The Miami-Dade County superintendent requested an adjournment before "breaking an agreement between adults."

Mayor Bill de Blasio speaking at City Hall Thursday, March 1, 2018,  said he was "surprised" to learn that his preferred chancellor pick, Alberto Carvalho, was reneging on New York City's offer to lead the municipal schools. (Credit: Newsday / Matthew Chayes)

Alberto M. Carvalho announced abruptly on live television Thursday that he would not accept Mayor Bill de Blasio’s offer to run the New York City school system, the nation’s biggest —  a week after accepting the post.

“I am breaking an agreement between adults to honor an agreement and a pact I have with the children of Miami,” Carvalho said during an emotional emergency meeting of the Miami school board, which he heads.

“I shall remain in Miami-Dade as your superintendent,” said Carvalho, to cheers.

Hours later, de Blasio expressed his shock at the about-face, stating, "I've never had a situation like this before."

He added: "It's really unusual. We can say that for a fact."

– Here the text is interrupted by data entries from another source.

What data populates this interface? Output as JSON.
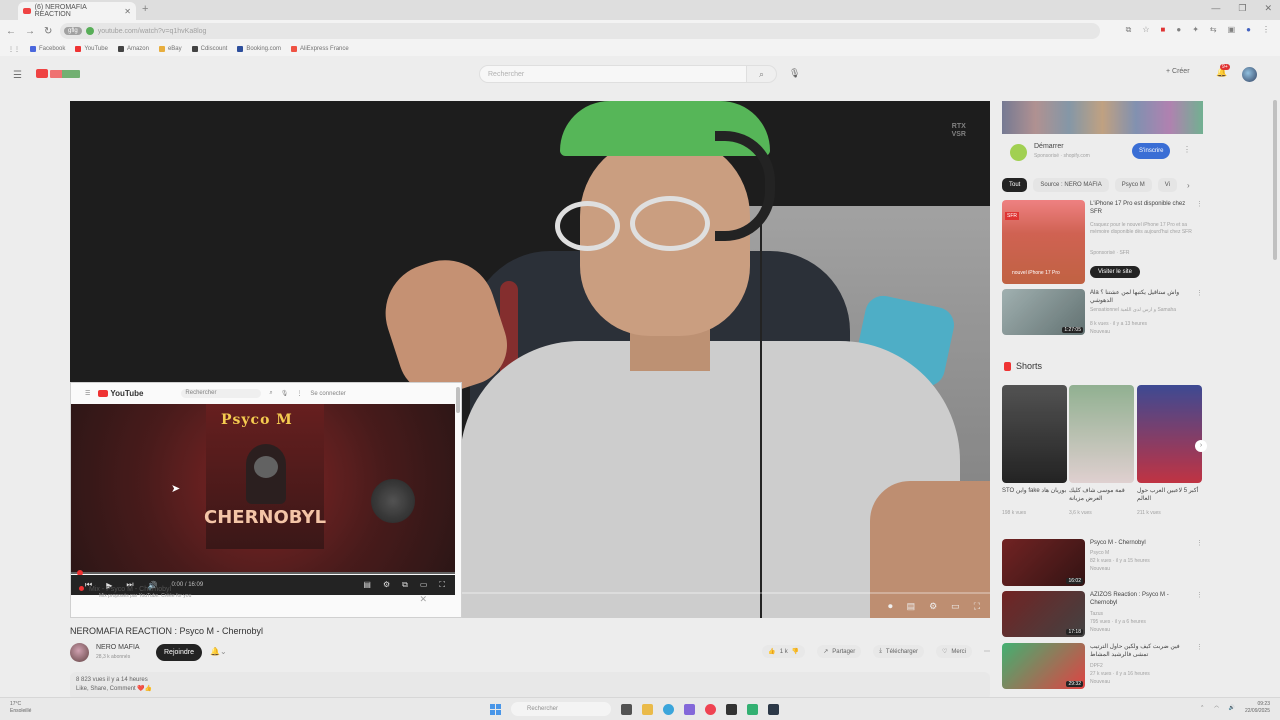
{
  "browser": {
    "tab_title": "(6) NEROMAFIA REACTION",
    "new_tab": "+",
    "url": "youtube.com/watch?v=q1hvKa8log",
    "url_chip": "gflg",
    "bookmarks": [
      "Facebook",
      "YouTube",
      "Amazon",
      "eBay",
      "Cdiscount",
      "Booking.com",
      "AliExpress France"
    ]
  },
  "youtube_header": {
    "search_placeholder": "Rechercher",
    "create_label": "+ Créer",
    "notif_count": "9+"
  },
  "player": {
    "overlay_badge_line1": "RTX",
    "overlay_badge_line2": "VSR"
  },
  "mini_player": {
    "logo_text": "YouTube",
    "search_placeholder": "Rechercher",
    "signin": "Se connecter",
    "video_top_text": "Psyco M",
    "video_big_text": "CHERNOBYL",
    "time": "0:00 / 16:09",
    "playlist_title": "Mix - Psyco M - Chernobyl",
    "playlist_sub": "Mix proposés par YouTube. Créée for you"
  },
  "video": {
    "title": "NEROMAFIA REACTION : Psyco M - Chernobyl",
    "channel_name": "NERO MAFIA",
    "subscribers": "28,3 k abonnés",
    "join_label": "Rejoindre",
    "likes": "1 k",
    "share_label": "Partager",
    "download_label": "Télécharger",
    "thanks_label": "Merci",
    "views_line": "8 823 vues  il y a 14 heures",
    "desc_line": "Like, Share, Comment ❤️👍"
  },
  "sidebar": {
    "ad": {
      "title": "Démarrer",
      "sponsor": "Sponsorisé · shopify.com",
      "subscribe_label": "S'inscrire"
    },
    "chips": [
      "Tout",
      "Source : NERO MAFIA",
      "Psyco M",
      "Vi"
    ],
    "recommendations": [
      {
        "title": "L'iPhone 17 Pro est disponible chez SFR",
        "meta1": "Craquez pour le nouvel iPhone 17 Pro et sa mémoire disponible dès aujourd'hui chez SFR",
        "meta2": "Sponsorisé · SFR",
        "thumb_label": "nouvel iPhone 17 Pro",
        "cta": "Visiter le site"
      },
      {
        "title": "Ala واش ستاقيل يكتبها لمن عشتنا ؟ الدهوشي",
        "meta1": "Sensationnel و ارس لدى اللعبة",
        "meta2": "Samaha",
        "meta3": "8 k vues · il y a 13 heures",
        "meta4": "Nouveau",
        "duration": "1:27:05"
      }
    ],
    "shorts_label": "Shorts",
    "shorts": [
      {
        "caption": "STO واين fake بوريان هاد",
        "views": "198 k vues"
      },
      {
        "caption": "قمة موسى شاف كليك العرض مزيانة",
        "views": "3,6 k vues"
      },
      {
        "caption": "أكبر 5 لاعبين العرب حول العالم",
        "views": "211 k vues"
      }
    ],
    "recs2": [
      {
        "title": "Psyco M - Chernobyl",
        "channel": "Psyco M",
        "views": "82 k vues · il y a 15 heures",
        "badge": "Nouveau",
        "duration": "16:02"
      },
      {
        "title": "AZIZOS Reaction : Psyco M - Chernobyl",
        "channel": "Tazus",
        "views": "795 vues · il y a 6 heures",
        "badge": "Nouveau",
        "duration": "17:18"
      },
      {
        "title": "فين ضربت كيف ولكين حاول الترتيب تمشى فالرشيد المشاط",
        "channel": "DPF2",
        "views": "27 k vues · il y a 16 heures",
        "badge": "Nouveau",
        "duration": "29:32"
      }
    ]
  },
  "taskbar": {
    "weather_temp": "17°C",
    "weather_desc": "Ensoleillé",
    "search_placeholder": "Rechercher",
    "time": "09:23",
    "date": "22/09/2025"
  },
  "colors": {
    "yt_red": "#e22222",
    "subscribe_blue": "#2a62d2",
    "cap_green": "#48b04a"
  }
}
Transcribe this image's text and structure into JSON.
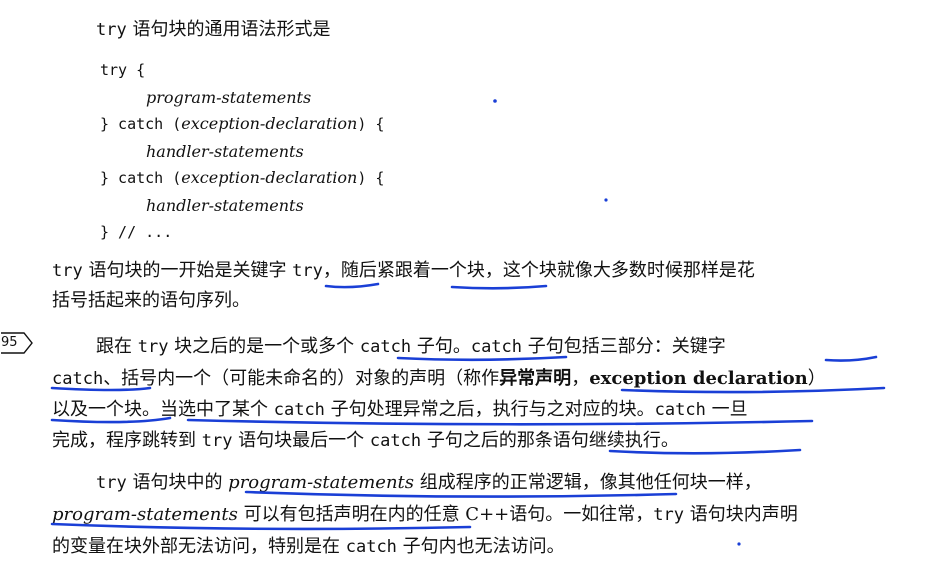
{
  "intro": {
    "kw": "try",
    "text": " 语句块的通用语法形式是"
  },
  "code_block": {
    "l1": "try {",
    "l2": "program-statements",
    "l3_a": "} catch (",
    "l3_b": "exception-declaration",
    "l3_c": ") {",
    "l4": "handler-statements",
    "l5_a": "} catch (",
    "l5_b": "exception-declaration",
    "l5_c": ") {",
    "l6": "handler-statements",
    "l7": "} // ..."
  },
  "para1": {
    "l1_a": "try",
    "l1_b": " 语句块的一开始是关键字 ",
    "l1_c": "try",
    "l1_d": "，随后紧跟着一个块，这个块就像大多数时候那样是花",
    "l2": "括号括起来的语句序列。"
  },
  "margin_page": "95",
  "para2": {
    "l1_a": "跟在 ",
    "l1_b": "try",
    "l1_c": " 块之后的是一个或多个 ",
    "l1_d": "catch",
    "l1_e": " 子句。",
    "l1_f": "catch",
    "l1_g": " 子句包括三部分：关键字",
    "l2_a": "catch",
    "l2_b": "、括号内一个（可能未命名的）对象的声明（称作",
    "l2_c": "异常声明",
    "l2_d": "，",
    "l2_e": "exception declaration",
    "l2_f": "）",
    "l3_a": "以及一个块。当选中了某个 ",
    "l3_b": "catch",
    "l3_c": " 子句处理异常之后，执行与之对应的块。",
    "l3_d": "catch",
    "l3_e": " 一旦",
    "l4_a": "完成，程序跳转到 ",
    "l4_b": "try",
    "l4_c": " 语句块最后一个 ",
    "l4_d": "catch",
    "l4_e": " 子句之后的那条语句继续执行。"
  },
  "para3": {
    "l1_a": "try",
    "l1_b": " 语句块中的 ",
    "l1_c": "program-statements",
    "l1_d": " 组成程序的正常逻辑，像其他任何块一样，",
    "l2_a": "program-statements",
    "l2_b": " 可以有包括声明在内的任意 C++语句。一如往常，",
    "l2_c": "try",
    "l2_d": " 语句块内声明",
    "l3_a": "的变量在块外部无法访问，特别是在 ",
    "l3_b": "catch",
    "l3_c": " 子句内也无法访问。"
  },
  "annotation_color": "#1a3fd6"
}
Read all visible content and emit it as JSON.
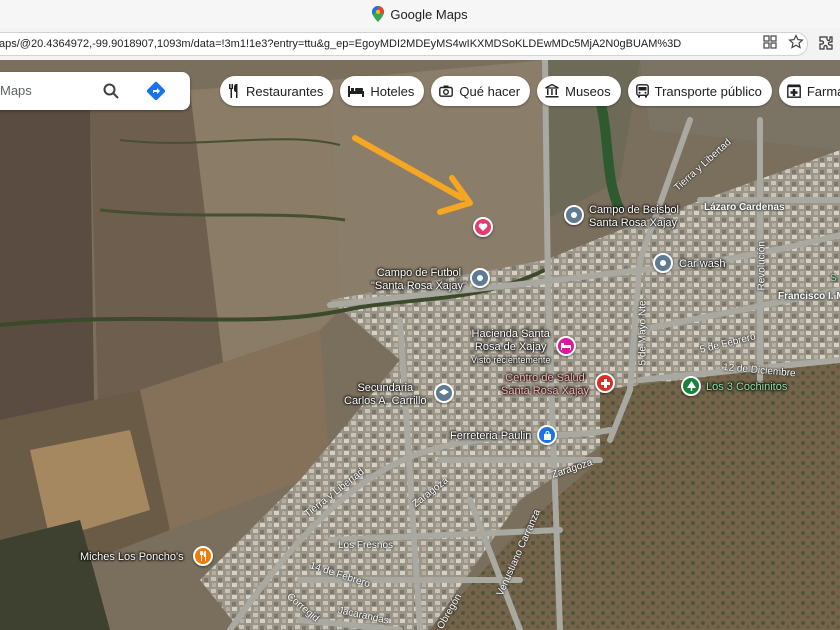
{
  "window": {
    "title": "Google Maps"
  },
  "address_bar": {
    "url": "aps/@20.4364972,-99.9018907,1093m/data=!3m1!1e3?entry=ttu&g_ep=EgoyMDI2MDEyMS4wIKXMDSoKLDEwMDc5MjA2N0gBUAM%3D"
  },
  "search": {
    "placeholder": "Maps"
  },
  "chips": [
    {
      "label": "Restaurantes",
      "icon": "fork-knife-icon"
    },
    {
      "label": "Hoteles",
      "icon": "bed-icon"
    },
    {
      "label": "Qué hacer",
      "icon": "camera-icon"
    },
    {
      "label": "Museos",
      "icon": "museum-icon"
    },
    {
      "label": "Transporte público",
      "icon": "bus-icon"
    },
    {
      "label": "Farmacias",
      "icon": "pharmacy-icon"
    }
  ],
  "places": {
    "beisbol": {
      "line1": "Campo de Beisbol",
      "line2": "Santa Rosa Xajay"
    },
    "futbol": {
      "line1": "Campo de Futbol",
      "line2": "\"Santa Rosa Xajay\""
    },
    "carwash": {
      "line1": "Car wash"
    },
    "hacienda": {
      "line1": "Hacienda Santa",
      "line2": "Rosa de Xajay",
      "sub": "Visto recientemente"
    },
    "secundaria": {
      "line1": "Secundaria",
      "line2": "Carlos A. Carrillo"
    },
    "salud": {
      "line1": "Centro de Salud",
      "line2": "Santa Rosa Xajay"
    },
    "ferreteria": {
      "line1": "Ferreteria Paulin"
    },
    "cochinitos": {
      "line1": "Los 3 Cochinitos"
    },
    "miches": {
      "line1": "Miches Los Poncho's"
    }
  },
  "streets": {
    "tierra_libertad_top": "Tierra y Libertad",
    "lazaro": "Lázaro Cardenas",
    "revolucion": "Revolución",
    "francisco": "Francisco I. M",
    "cinco_mayo": "5 de Mayo Nte.",
    "cinco_febrero": "5 de Febrero",
    "doce_dic": "12 de Diciembre",
    "tierra_libertad_bottom": "Tierra y Libertad",
    "zaragoza1": "Zaragoza",
    "zaragoza2": "Zaragoza",
    "fresnos": "Los Fresnos",
    "catorce_feb": "14 de Febrero",
    "venustiano": "Venustiano Carranza",
    "corregidora": "Corregid",
    "jacarandas": "Jacarandas",
    "obregon": "Obregón",
    "edge_s": "S"
  },
  "colors": {
    "pin_gray": "#5f7a92",
    "pin_pink": "#e8386f",
    "pin_magenta": "#d81b9a",
    "pin_red": "#d93025",
    "pin_blue": "#1a73e8",
    "pin_green": "#188038",
    "pin_orange": "#f57c00",
    "arrow": "#f5a623"
  }
}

Carvalho's announcement came during a lengthy board meeting, during which Carvalho fought back tears as he listened to constituents beg him to stay in Miami.  

Then Carvalho abruptly requested an adjournment, returning about a half-hour later to say he needed to “do what is right,” and that he didn’t know how to break a promise. Later, he announced to the meeting that he would not take the New York job.

Carvalho, an immigrant who once lived in the U.S. illegally, cited in English and Spanish his inspiration: an obligation to young Miami students who are also in the country illegally.

De Blasio started a Thursday afternoon news conference by pointedly saying: "Like many of you, I was very surprised by Mr. Carvalho’s decision. I thought we had found the right candidate."

He walked through the chronology of the offer to Carvalho, including that the Miami superintendent said yes "over a week ago" and that the two had talked at 8 p.m. Wednesday, "and all systems were go."

Following Carvalho's unexpected announcement, the mayor's press secretary Eric Phillips tweeted, in succession:

“Carvalho backed out. He won’t be coming to NYC. There is never a dull moment in our great city.”

“He was a Yes for a week+, until he was a No 15 minutes ago. Bullet dodged.”

The mayor, in response, noted that while he "would not have said it that way," Phillips was responding "in the heat of the moment."

"I obviously think the world of Eric," de Blasio said. "We're all confused at what happened here."

The spectacle of a personnel decision over the fates of 1.1 million students’ educations unfolded on live television: Press aides crammed into the room where City Hall reporters work, sitting on desks to watch the drama in real time.

When Carvalho revealed he wouldn’t take the job, a de Blasio spokeswoman covered her face while a spokesman raised his hands to his head. And as the news rippled through City Hall, befuddled politicians, aides and reporters stood, jaws dropped, walking past cable crews reporting the news. 

De Blasio had announced Wednesday that he had chosen Carvalho to replace Carmen Fariña, his schools chief since he took office in 2014. Fariña announced in December that she would retire.

Carvalho was offered a salary of $353,000, to match his Miami salary — nearly $120,000 more than Fariña’s base pay.

De Blasio, a Democrat, had called Carvalho “a world-class educator with an unmatched track record of success,” a pick that he said came after an “extensive, national search.” 

Less than 24 hours later, de Blasio’s press secretary tweeted: “Who would ever hire this guy again? Who would ever vote for him?”

Carvalho is a telegenic and popular force in Miami and has been so for a decade. While he was de Blasio’s first choice, the mayor on Thursday said "we've immediately been reaching out to candidates."

Carvalho, a native of Portugal, moved to America after high school in the 1980s and, as he’s acknowledged, stayed illegally. He worked jobs in construction and slept in a friend’s truck, according to news accounts.

He attended Broward College and Barry University, both in Florida, taught high school and rose to assistant principal, administrator and superintendent. Graduation rates under his watch jumped from 60.5 percent to 80.4 percent, according to Miami New Times.

In a speech last year, he defended immigrant students living illegally in the United States.

“I came to this country at 17. I overstayed my visa. Put the label on me,” Carvalho said. “I was poor. I am an immigrant. I was undocumented. I was, in the eyes of some, illegal.”